How We Averted a Wedding Disaster

“Shalom, this is Rabbi Milgram, how can I help you? Has there been a tragedy?”

“A disaster, Rabbi! My sister who is a baalat teshuvah, (newly Orthodox) says she will not attend my wedding for three reasons. One, because her husband can’t hear your voice, or any woman’s voice, leading a Jewish rite; two, because our hall’s kosher caterer is not approved by her local rabbi; and three, because there will be mixed seating and mixed dancing.

“Rabbi, Ellie was going to be my wedding prep buddy, my shomeret, the one person helping me for the twenty-four hours before the wedding. We love each other so much, we’re more than sisters, we have always been best of friends. Woe, this is awful. And you, you are our rabbi, you did my bat mitzvah! I’m not about to substitute some strange Orthodox man. Why don’t Richard and I have the right to choose our own level of Jewish observance? My sister is free to hold her baby’s bris (circumcision) her own way. And my family always has mixed dancing, we aren’t Orthodox!”

[Kelly breaks into intense weeping. I listen to her tears and reflect carefully before speaking.]

“Kelly, this is painful to you, and it must feel utterly unfair. I want you to know there are things you can do to help your family celebrate this precious time together without changing your plans or compromising on your own integrity.

“First, rabbis are not in the business of breaking up families. I’m willing to bet, from experience, that your sister’s rabbi can help her become able to participate more than she believes possible, if she calls him and discusses the situation.

“Let me explain further. First, it’s likely your sister can totally still be with you as your shomeret, as your wedding is on a Sunday night. She can start right after the Sabbath on Saturday night, there’s no real conflict with any Jewish law in her doing that. Next, her husband might not be required to miss the ceremony. He should check with the rabbi. Waivers are given by some Orthodox rabbis for the weddings of first-degree non-Orthodox family members. Rabbis care about families a lot.

“Now, think airplane food. Find out if your caterer can have a special meal brought in for the reception by a caterer whom your sister’s rabbi approves. If not, her family can bring their own wrapped food to the reception and your caterer can organize a spot in the fridge for it. Also, as long as your sister and her husband don’t engage in mixed dancing, their rabbi might allow them to attend the reception.

“And finally, family from out of town is often hosted for a Friday night dinner and a Sunday brunch. If all else fails, her family can bring their own food, miss the ceremony, and attend one or both of those events as their way of celebrating with you. Remember that they will need a place to stay in walking distance of any events occurring on the Sabbath, and they’ll need lights kept on in public rooms and bathrooms, since they probably won’t turn the electricity on or off on the Sabbath.

“Kelly, your sister has dedicated herself to living in a system where she has to first secure permission from her rabbi on such matters.

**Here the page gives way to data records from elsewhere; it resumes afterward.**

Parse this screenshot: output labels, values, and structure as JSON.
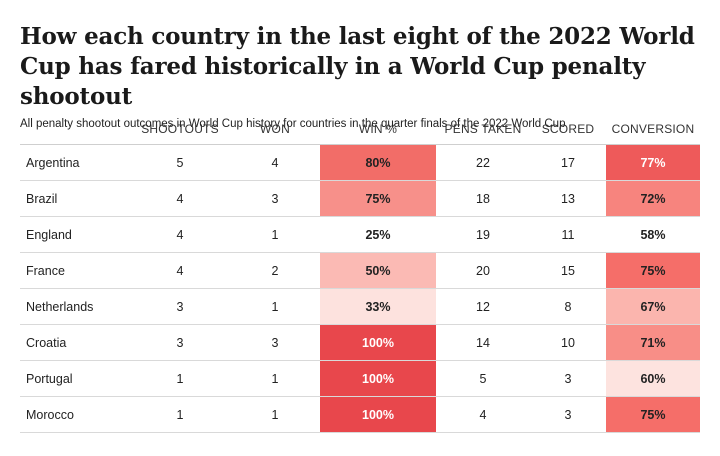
{
  "header": {
    "title": "How each country in the last eight of the 2022 World Cup has fared historically in a World Cup penalty shootout",
    "subtitle": "All penalty shootout outcomes in World Cup history for countries in the quarter finals of the 2022 World Cup"
  },
  "chart_data": {
    "type": "table",
    "columns": [
      "",
      "SHOOTOUTS",
      "WON",
      "WIN %",
      "PENS TAKEN",
      "SCORED",
      "CONVERSION"
    ],
    "rows": [
      {
        "country": "Argentina",
        "shootouts": 5,
        "won": 4,
        "win_pct": 80,
        "win_label": "80%",
        "pens": 22,
        "scored": 17,
        "conv": 77,
        "conv_label": "77%"
      },
      {
        "country": "Brazil",
        "shootouts": 4,
        "won": 3,
        "win_pct": 75,
        "win_label": "75%",
        "pens": 18,
        "scored": 13,
        "conv": 72,
        "conv_label": "72%"
      },
      {
        "country": "England",
        "shootouts": 4,
        "won": 1,
        "win_pct": 25,
        "win_label": "25%",
        "pens": 19,
        "scored": 11,
        "conv": 58,
        "conv_label": "58%"
      },
      {
        "country": "France",
        "shootouts": 4,
        "won": 2,
        "win_pct": 50,
        "win_label": "50%",
        "pens": 20,
        "scored": 15,
        "conv": 75,
        "conv_label": "75%"
      },
      {
        "country": "Netherlands",
        "shootouts": 3,
        "won": 1,
        "win_pct": 33,
        "win_label": "33%",
        "pens": 12,
        "scored": 8,
        "conv": 67,
        "conv_label": "67%"
      },
      {
        "country": "Croatia",
        "shootouts": 3,
        "won": 3,
        "win_pct": 100,
        "win_label": "100%",
        "pens": 14,
        "scored": 10,
        "conv": 71,
        "conv_label": "71%"
      },
      {
        "country": "Portugal",
        "shootouts": 1,
        "won": 1,
        "win_pct": 100,
        "win_label": "100%",
        "pens": 5,
        "scored": 3,
        "conv": 60,
        "conv_label": "60%"
      },
      {
        "country": "Morocco",
        "shootouts": 1,
        "won": 1,
        "win_pct": 100,
        "win_label": "100%",
        "pens": 4,
        "scored": 3,
        "conv": 75,
        "conv_label": "75%"
      }
    ],
    "heat_colors": {
      "win_pct": {
        "100": "#e8474c",
        "80": "#f26d68",
        "75": "#f7908a",
        "50": "#fbbab4",
        "33": "#fde2de",
        "25": "#ffffff"
      },
      "conv": {
        "77": "#ee5a5a",
        "75": "#f56e69",
        "72": "#f7847e",
        "71": "#f88e87",
        "67": "#fbb5ae",
        "60": "#fde3df",
        "58": "#ffffff"
      }
    },
    "heat_text_light_threshold": {
      "win_pct": 100,
      "conv": 77
    }
  }
}
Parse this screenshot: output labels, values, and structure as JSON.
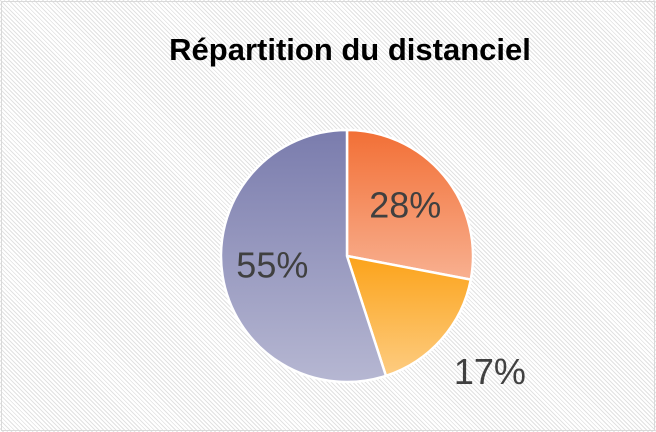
{
  "chart_data": {
    "type": "pie",
    "title": "Répartition du distanciel",
    "values": [
      28,
      17,
      55
    ],
    "value_labels": [
      "28%",
      "17%",
      "55%"
    ],
    "colors": [
      "#f26f35",
      "#fca31a",
      "#7a7cad"
    ]
  }
}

As a baalat teshuvah (f.), a newly Orthodox person, she is probably using her intellect to extrapolate what she thinks are the right decisions, and as a lay person she hasn’t studied all the precedents and principles upon which her rabbi can make decisions. Most Orthodox rabbis try to be compassionate, to look for ways to hold families together. I think you will be surprised by the outcome that is often possible.”

Note: Curious about how the situation turned out? Kelly calmly suggested that her sister call her rabbi for clarification, and she did. The rabbi gave the couple permission to attend everything so long as they brought their own food, didn’t travel on the Sabbath, and didn’t engage in mixed dancing. He also instructed her husband to be careful not to focus his attention on any scantily clad guests. Other rabbis might rule more or less stringently, but most will try to find ways that are ethical within their world-view to support family ties. 

Here's a guide to getting yourself in balance before trying to deal with a religious curve ball that’s come your way.

• Anticipate that in your extended kinship and friendship system there will be at least one person who comes from a part of the spectrum of religious practice that is different from the one you have presently chosen for yourself.

• Reach out pro-actively to those who may have more difficult-to-address issues so they feel supported rather than overlooked from the get-go.

• Remember, religious-conviction-driven decisions are not about you personally; they are principles being passionately applied to a situation.

• Realize that your love for each other will have opportunities to flow whether or not you are, in the end, both able to be present at the rite of passage.

• Become clear about your own values and practices; know what accommodations to someone else’s need would have integrity for you.